Another public fear seems to be in regards to the hospital’s willingness to treat patients who are uninsured or under-insured. A little over a month ago, Rogers made a claim that CTCA has a reputation of “cherry-picking” patients with the best insurance coverage.
Kent argued that ostensibly the goal for every health care provider whether publicly or privately funded is “to build a sustainable business.”
“The challenge is attracting good-paying patients in order to cover your overhead (the investment of a health care facility),” Kent said. “That is, unfortunately, the financial reality of health care.”
According to the COO, all health care facilities compete for good-paying patients, and all have a similar goal in mind: To treat every patient while continuing to “build services and products so that all patients want to access you.”

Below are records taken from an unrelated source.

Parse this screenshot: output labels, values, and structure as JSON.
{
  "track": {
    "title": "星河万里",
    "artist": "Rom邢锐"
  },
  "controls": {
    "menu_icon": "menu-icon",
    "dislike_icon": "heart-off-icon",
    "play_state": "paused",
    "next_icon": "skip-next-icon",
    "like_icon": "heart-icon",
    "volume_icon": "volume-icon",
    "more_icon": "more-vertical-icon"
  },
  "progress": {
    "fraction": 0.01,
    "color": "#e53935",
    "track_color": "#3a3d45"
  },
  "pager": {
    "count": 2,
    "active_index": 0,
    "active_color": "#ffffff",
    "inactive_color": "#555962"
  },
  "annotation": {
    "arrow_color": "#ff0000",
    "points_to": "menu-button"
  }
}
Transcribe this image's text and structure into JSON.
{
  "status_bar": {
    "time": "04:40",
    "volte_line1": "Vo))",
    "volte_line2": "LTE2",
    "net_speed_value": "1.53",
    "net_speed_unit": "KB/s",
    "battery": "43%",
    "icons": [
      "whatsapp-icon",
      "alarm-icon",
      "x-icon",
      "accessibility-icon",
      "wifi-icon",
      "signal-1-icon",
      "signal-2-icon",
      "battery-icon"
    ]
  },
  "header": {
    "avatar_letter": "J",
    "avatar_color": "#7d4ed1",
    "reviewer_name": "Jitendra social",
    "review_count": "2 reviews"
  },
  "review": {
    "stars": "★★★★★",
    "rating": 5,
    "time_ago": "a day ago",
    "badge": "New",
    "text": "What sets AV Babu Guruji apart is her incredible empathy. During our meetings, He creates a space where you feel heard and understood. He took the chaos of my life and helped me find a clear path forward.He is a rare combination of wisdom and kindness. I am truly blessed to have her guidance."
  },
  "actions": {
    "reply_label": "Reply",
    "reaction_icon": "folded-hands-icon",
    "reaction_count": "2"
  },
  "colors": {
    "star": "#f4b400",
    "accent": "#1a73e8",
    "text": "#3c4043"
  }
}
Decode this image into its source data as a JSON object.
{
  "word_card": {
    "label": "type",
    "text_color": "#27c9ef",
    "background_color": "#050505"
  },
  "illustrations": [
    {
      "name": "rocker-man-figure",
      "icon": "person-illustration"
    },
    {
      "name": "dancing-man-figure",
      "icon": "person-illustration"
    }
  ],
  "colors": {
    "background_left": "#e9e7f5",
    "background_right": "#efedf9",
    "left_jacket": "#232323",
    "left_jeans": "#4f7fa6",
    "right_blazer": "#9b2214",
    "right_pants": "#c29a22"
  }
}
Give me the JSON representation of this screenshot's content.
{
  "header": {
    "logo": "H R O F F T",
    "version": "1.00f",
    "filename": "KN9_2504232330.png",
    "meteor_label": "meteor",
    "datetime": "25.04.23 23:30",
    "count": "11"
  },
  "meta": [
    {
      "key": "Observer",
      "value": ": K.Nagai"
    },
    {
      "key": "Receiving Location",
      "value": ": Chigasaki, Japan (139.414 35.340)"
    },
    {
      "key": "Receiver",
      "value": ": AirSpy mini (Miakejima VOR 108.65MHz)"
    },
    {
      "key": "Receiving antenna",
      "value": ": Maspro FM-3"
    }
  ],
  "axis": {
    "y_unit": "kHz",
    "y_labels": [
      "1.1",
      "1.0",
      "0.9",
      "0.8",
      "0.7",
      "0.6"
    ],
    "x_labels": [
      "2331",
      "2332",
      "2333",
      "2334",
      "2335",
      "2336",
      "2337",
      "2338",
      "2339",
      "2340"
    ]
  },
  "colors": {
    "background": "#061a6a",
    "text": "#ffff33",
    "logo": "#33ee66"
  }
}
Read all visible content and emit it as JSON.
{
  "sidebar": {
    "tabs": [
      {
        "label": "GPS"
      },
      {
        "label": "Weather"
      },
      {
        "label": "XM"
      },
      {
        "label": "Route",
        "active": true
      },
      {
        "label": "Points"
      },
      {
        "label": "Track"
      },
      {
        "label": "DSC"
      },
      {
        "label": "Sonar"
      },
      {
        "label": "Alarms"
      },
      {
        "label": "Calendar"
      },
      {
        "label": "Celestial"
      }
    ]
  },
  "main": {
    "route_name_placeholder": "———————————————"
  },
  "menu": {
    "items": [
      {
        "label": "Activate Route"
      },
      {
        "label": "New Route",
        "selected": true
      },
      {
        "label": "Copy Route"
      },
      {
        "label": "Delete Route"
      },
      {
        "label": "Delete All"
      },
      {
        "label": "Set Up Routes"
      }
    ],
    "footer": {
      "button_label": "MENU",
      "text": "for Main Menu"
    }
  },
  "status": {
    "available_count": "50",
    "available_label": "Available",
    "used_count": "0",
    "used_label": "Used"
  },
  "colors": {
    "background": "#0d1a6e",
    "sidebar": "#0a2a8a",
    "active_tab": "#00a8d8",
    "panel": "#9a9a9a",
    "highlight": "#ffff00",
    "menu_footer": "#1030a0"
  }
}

“Will we see non-paying patients,” Kent asked. “Yes, we will and we do. [CTCA] has given away $45 million in free care … we are digging into the local community.”
Kent explained that the number of low-income patients treated by the hospital may never equal that of Newnan’s other, nonprofit health care facilities, though.
“We are limited to taking care of cancer patients,” Kent said. “There are only so many cancer patients... most of the charity that happens in nonprofit situations happens in the emergency room.”
In its three years in Coweta, CTCA has made large contributions to communities in the county. Recently, the hospital has agreed to provide colonoscopy screenings to 100 percent of patients referred by the Coweta Samaritan Clinic. The hospital will also provide mammograms to patients from the clinic, as needed.
“We are committed to looking in this community — actively looking — for patients to serve here, regardless of their ability to pay,” Kent said.
According to Kent, the patient’s right to choose may be the greatest loss in the battle to allow CTCA to reclassify, or otherwise be relieved of CON regulations.
“If you go back to the patient, back to the consumer... their fundamental right to choose should win every time,” Kent said. “We think we have something to offer patients, but we don’t force them to choose. We have to compete to earn [the patient’s] trust, respect and business. If the choice is taken away, well, who wins in that scenario?”